Twenty year-old Korean-American Jayne is just about holding it together. She lives in a tiny, grotty illegal sublet in Brooklyn, with a man who’s only paid rent once in the months he’s stayed there. She’s always missing her college classes. She has issues with food. She doesn’t talk to her mum or her older sister June – that is until one day, her sister hunts her down. She has cancer. She needs her help. And so Jayne’s life becomes even more complicated…
Yolk is bestselling YA author Mary H K Choi’s first novel for adults. There’s such a lot tackled within its pages – explorations of hyphenated identities, family ties, the difficulties of making a home for yourself in New York City, eating disorders, America’s terrifying healthcare system – that to begin with, it can all seem a little messy. The more you read however, the more it becomes clear that that’s just an honest depiction of life. Life is messy. And Choi illustrates this fact with such detail, warmth, perceptiveness and humour, it makes her book feel like a living, breathing thing.

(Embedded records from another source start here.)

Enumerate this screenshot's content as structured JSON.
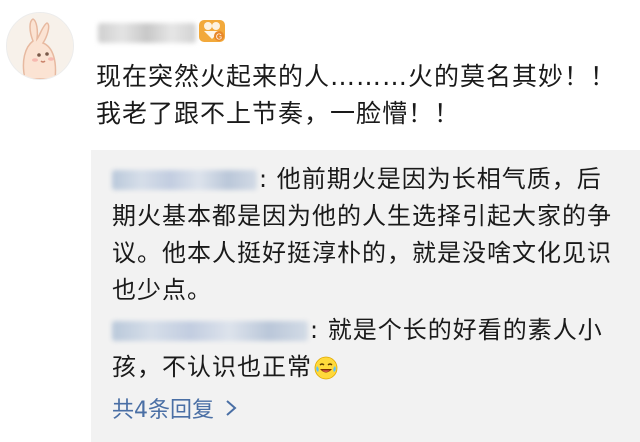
{
  "post": {
    "lines": [
      "现在突然火起来的人………火的莫名其妙！！",
      "我老了跟不上节奏，一脸懵！！"
    ]
  },
  "replies": [
    {
      "lines": [
        ": 他前期火是因为长相气质，后",
        "期火基本都是因为他的人生选择引起大家的争",
        "议。他本人挺好挺淳朴的，就是没啥文化见识",
        "也少点。"
      ]
    },
    {
      "lines": [
        ": 就是个长的好看的素人小",
        "孩，不认识也正常"
      ],
      "emoji": "crying-laughing-emoji"
    }
  ],
  "more_replies_label": "共4条回复",
  "icons": {
    "badge": "fan-level-badge-icon",
    "chevron": "chevron-right-icon"
  },
  "colors": {
    "link": "#4a6fa5",
    "reply_bg": "#f2f2f2",
    "badge": "#f2a93b"
  }
}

The heart of the novel is the relationship between Jayne and June. At the beginning, they are like strangers. It doesn’t take long to discover that that’s because they’ve both built a defensive wall around their many issues and secrets, and each is scared to let the other sister in. Though they are both only in their early twenties, there’s already a whole lifetime’s worth of jealousies and resentments between the two. Much of Yolk revolves around them getting to know one another again, and slowly learning how to communicate. As the book progresses, they start to form a healthy co-dependency; whilst it’s June that has the cancer, Jayne comes to need her sister as much as her sister needs her. Seeing them rediscover their once close friendship – amidst a fusillade of banter and familial in-jokes – is a special thing.
As is Jayne’s slow journey towards healing. As a protagonist, she can be hard to warm up to. For a long while it appears as if she is only capable of making bad decisions, and is always quick to leap to self-defensiveness and selfishness when anyone dares challenge her. Even more frustrating is how she won’t stand up to people who actually do deserve it, like her sponging roommate Jeremy. Still, she’s young. She’s been through a lot. Choi shows us the overwhelming insecurity behind her unwise actions, and frustration at her decision-making soon turns into an eagerness to see her sort herself out. After we’ve witnessed Jayne reach her lowest ebb from such an intimate vantage point, the gratification of watching her take her first few steps in the right direction is immense.
An absorbing coming-of-age story told with great empathy and unvarnished honesty, Yolk is one of those precious books that makes you feel bereft as soon as you turn that final page.